Where Language Learns to Bleed

By Sanchita ChatterjeePublished 10 months ago 1 min read
Veinverse
Photo by Velizar Ivanov on Unsplash

We are the ones who carve constellations

into the backs of receipts, napkins,

the blank margins of borrowed time—

our pens, splinters pulled from the ribs of old oaks,

drip with the sap of unsung hymns.

Here, the page is not paper but a mirror,

cracked where our breath fogs its surface,

where we scribble the grammar of grief

and the calculus of crow’s feet

into something that almost looks like light.

Some nights, we are archaeologists

digging for the fossils of feelings—

a lover’s sigh trapped in amber,

the ghost of a childhood doorframe,

a war cry muffled by a moth’s wing.

We stitch words into the quiet like sutures,

seamstress-hands trembling, threadbare but relentless,

until every comma is a caught tear,

every period a stone dropped into the well of what if.

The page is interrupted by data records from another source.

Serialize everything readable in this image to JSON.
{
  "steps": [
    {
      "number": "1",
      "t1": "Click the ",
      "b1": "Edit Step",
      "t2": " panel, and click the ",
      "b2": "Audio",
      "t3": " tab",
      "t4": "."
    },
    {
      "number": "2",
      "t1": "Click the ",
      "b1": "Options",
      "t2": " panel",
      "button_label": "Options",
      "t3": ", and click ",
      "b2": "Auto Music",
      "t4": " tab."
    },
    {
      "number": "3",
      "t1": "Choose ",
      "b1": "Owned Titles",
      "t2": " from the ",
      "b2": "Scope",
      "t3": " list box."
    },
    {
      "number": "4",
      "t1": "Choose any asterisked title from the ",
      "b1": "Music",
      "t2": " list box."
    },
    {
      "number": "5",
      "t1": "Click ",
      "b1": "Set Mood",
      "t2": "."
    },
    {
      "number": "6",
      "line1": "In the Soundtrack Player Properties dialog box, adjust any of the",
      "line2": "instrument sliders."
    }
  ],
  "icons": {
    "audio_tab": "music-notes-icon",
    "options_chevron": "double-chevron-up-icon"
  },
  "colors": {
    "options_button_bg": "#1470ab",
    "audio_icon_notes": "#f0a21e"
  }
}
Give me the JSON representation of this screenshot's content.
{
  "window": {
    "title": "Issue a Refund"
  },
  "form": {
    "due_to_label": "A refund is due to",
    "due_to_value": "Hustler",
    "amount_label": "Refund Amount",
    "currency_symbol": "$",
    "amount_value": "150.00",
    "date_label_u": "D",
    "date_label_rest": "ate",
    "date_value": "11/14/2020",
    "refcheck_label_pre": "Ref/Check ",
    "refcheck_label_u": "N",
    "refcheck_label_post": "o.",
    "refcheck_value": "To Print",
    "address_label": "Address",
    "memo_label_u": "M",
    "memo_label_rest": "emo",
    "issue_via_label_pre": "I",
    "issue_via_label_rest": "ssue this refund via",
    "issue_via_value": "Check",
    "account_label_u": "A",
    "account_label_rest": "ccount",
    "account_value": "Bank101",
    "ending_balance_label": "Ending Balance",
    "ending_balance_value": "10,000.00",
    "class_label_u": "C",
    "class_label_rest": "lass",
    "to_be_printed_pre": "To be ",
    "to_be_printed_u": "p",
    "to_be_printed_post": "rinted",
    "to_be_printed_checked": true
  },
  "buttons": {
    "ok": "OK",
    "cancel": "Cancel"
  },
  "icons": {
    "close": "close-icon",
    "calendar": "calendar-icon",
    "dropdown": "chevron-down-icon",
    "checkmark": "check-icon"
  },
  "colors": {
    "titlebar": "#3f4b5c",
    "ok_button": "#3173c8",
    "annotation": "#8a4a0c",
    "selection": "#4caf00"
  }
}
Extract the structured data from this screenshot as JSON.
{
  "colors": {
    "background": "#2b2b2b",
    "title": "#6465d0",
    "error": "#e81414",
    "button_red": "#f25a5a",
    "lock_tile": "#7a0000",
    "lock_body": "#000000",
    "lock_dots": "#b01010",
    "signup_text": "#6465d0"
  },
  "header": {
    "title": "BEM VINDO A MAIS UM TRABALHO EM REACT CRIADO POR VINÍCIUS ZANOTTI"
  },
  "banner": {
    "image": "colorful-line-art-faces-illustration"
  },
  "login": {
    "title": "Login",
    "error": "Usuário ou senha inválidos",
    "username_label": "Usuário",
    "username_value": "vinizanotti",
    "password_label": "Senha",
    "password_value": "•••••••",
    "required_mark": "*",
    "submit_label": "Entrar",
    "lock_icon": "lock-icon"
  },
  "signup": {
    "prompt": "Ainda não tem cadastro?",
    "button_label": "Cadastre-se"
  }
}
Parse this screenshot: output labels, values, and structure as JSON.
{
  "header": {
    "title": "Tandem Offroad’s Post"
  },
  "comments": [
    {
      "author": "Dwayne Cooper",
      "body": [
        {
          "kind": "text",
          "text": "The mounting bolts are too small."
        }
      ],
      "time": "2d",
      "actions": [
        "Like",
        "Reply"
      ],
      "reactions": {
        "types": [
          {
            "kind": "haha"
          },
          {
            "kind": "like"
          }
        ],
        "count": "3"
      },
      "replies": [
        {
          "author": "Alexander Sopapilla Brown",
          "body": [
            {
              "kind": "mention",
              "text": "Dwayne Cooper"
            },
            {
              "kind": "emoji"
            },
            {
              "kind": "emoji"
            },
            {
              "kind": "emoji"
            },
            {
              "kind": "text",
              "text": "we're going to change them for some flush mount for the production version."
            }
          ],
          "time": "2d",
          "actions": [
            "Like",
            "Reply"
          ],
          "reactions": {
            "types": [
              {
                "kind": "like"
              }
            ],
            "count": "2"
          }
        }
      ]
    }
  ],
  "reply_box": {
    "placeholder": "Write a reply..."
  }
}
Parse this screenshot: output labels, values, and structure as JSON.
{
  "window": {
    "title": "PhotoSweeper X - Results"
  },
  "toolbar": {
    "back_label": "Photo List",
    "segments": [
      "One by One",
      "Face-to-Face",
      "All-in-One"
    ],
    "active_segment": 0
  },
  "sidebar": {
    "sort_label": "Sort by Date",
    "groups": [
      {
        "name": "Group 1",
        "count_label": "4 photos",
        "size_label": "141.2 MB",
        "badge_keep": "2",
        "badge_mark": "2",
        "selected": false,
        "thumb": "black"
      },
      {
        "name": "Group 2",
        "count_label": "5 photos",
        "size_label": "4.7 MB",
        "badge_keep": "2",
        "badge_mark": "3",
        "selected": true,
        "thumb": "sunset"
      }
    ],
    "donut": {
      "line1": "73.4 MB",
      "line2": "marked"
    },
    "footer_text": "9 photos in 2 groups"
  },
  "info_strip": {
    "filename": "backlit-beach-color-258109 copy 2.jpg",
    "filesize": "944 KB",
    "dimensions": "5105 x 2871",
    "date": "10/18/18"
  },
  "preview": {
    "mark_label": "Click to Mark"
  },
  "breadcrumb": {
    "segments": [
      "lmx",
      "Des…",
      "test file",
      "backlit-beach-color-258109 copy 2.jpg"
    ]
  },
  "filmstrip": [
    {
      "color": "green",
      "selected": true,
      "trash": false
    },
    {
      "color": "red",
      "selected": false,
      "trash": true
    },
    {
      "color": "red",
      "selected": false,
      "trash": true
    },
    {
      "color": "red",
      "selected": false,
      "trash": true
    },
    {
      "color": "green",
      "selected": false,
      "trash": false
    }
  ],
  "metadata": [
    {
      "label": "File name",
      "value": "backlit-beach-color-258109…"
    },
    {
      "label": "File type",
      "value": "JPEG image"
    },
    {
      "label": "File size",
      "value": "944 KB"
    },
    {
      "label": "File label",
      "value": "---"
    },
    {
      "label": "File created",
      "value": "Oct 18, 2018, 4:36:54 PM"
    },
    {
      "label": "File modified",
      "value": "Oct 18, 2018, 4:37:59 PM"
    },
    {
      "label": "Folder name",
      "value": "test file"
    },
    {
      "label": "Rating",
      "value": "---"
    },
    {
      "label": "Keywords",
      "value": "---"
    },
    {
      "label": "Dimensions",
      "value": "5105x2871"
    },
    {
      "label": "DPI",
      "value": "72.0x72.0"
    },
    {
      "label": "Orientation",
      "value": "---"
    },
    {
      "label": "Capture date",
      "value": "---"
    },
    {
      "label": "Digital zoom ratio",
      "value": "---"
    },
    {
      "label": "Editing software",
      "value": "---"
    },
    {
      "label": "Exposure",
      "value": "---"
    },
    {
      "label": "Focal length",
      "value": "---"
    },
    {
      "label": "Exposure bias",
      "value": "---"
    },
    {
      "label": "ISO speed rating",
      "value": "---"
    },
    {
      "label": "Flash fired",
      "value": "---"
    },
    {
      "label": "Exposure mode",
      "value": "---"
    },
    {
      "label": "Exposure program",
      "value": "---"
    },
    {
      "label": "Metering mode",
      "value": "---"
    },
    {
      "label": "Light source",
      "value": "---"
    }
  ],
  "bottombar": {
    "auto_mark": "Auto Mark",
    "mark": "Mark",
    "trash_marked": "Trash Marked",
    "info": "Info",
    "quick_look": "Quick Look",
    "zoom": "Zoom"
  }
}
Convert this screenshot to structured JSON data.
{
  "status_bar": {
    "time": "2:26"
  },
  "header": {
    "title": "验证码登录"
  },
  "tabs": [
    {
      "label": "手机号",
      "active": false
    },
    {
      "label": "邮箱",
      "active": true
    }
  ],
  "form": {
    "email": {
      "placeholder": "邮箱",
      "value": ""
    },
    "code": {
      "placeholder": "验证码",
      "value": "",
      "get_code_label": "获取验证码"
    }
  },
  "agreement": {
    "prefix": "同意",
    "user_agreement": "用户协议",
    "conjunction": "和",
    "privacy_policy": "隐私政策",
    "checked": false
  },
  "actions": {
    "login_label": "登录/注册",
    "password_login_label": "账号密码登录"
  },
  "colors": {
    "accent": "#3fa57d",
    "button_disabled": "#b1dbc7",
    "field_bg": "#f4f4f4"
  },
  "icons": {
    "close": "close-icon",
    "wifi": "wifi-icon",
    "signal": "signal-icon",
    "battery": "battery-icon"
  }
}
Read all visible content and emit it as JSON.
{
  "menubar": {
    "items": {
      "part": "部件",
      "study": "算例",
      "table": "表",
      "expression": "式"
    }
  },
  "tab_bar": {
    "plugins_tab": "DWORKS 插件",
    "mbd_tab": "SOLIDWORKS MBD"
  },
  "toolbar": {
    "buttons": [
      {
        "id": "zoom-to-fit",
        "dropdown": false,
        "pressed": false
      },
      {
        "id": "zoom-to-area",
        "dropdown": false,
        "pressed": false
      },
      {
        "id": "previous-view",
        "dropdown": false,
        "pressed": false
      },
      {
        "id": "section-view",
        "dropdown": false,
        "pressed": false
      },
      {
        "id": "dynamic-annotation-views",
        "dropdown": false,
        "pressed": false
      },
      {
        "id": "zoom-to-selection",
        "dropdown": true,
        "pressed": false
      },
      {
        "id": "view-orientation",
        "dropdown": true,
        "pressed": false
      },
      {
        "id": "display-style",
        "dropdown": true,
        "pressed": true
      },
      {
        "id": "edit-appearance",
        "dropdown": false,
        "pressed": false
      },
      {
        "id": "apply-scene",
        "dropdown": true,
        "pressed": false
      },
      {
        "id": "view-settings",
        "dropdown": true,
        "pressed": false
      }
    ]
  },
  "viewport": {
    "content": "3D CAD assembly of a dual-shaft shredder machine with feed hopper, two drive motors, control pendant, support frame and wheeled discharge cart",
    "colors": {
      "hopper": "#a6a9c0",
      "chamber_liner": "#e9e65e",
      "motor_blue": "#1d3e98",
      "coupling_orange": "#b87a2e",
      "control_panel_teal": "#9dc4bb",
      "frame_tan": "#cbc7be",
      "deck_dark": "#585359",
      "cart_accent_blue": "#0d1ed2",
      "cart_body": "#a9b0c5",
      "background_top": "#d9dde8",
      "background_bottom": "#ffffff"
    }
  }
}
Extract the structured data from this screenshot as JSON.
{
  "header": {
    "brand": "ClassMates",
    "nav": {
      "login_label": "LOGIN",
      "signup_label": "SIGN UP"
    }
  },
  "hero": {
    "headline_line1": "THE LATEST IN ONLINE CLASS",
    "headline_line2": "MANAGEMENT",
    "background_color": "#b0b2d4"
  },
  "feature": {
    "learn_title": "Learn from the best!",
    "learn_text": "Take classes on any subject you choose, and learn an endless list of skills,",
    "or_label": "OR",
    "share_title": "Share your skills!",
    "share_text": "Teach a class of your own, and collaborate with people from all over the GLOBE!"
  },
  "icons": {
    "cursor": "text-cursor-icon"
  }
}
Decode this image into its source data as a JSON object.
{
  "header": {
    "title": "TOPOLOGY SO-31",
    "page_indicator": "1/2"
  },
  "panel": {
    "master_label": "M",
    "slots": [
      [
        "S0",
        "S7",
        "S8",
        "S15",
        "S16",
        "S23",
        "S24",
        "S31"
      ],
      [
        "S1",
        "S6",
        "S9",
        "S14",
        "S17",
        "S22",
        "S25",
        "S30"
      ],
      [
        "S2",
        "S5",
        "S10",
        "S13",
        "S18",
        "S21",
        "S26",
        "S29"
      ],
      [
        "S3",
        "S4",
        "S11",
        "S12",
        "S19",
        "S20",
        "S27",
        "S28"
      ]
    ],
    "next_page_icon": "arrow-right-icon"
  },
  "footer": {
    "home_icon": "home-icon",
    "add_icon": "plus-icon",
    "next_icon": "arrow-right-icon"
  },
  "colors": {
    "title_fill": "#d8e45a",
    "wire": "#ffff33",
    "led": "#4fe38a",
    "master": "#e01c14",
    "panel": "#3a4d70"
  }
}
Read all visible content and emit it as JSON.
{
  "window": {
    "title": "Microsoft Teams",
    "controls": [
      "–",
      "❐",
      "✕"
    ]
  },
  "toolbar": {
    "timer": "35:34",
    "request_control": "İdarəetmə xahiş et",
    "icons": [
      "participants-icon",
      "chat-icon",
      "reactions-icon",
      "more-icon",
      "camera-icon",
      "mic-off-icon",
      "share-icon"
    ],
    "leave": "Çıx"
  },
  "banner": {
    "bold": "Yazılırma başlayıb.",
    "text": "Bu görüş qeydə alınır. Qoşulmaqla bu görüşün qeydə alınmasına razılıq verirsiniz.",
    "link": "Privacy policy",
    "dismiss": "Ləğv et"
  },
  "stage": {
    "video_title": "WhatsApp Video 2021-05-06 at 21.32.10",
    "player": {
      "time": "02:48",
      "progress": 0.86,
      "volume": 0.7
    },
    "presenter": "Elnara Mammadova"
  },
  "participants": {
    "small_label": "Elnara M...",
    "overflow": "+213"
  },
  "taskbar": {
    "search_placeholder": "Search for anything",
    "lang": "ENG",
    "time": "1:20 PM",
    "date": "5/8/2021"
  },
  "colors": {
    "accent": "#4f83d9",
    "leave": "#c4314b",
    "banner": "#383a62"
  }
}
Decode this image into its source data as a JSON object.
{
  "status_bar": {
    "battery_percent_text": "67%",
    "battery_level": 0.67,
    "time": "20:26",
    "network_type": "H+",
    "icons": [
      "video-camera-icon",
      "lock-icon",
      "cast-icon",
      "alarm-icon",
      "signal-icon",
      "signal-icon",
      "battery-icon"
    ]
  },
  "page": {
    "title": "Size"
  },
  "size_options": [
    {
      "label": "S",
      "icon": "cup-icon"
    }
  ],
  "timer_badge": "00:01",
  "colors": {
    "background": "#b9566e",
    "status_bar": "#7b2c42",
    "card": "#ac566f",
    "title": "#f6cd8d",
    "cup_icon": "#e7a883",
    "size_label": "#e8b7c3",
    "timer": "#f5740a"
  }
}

You’ll find us in the corners of coffee shops,

nursing lukewarm metaphors,

or at midnight desks, bargaining with the moon

to spare just one more syllable—

our veins humming with the static of half-born truths.

We do not write to be heard.

We write to turn the chaos of breath

into a compass.

To prove that even the quietest pulse

can split a horizon.

So when you read us, do not look for answers.

Look for the smudges where our fingers lingered,

the scars ink left on the paper’s skin,

the way our silence, when held to the light,

becomes a prism.

Ending Note:

This poem will haunt you in the pause between heartbeats.

(You’re welcome.)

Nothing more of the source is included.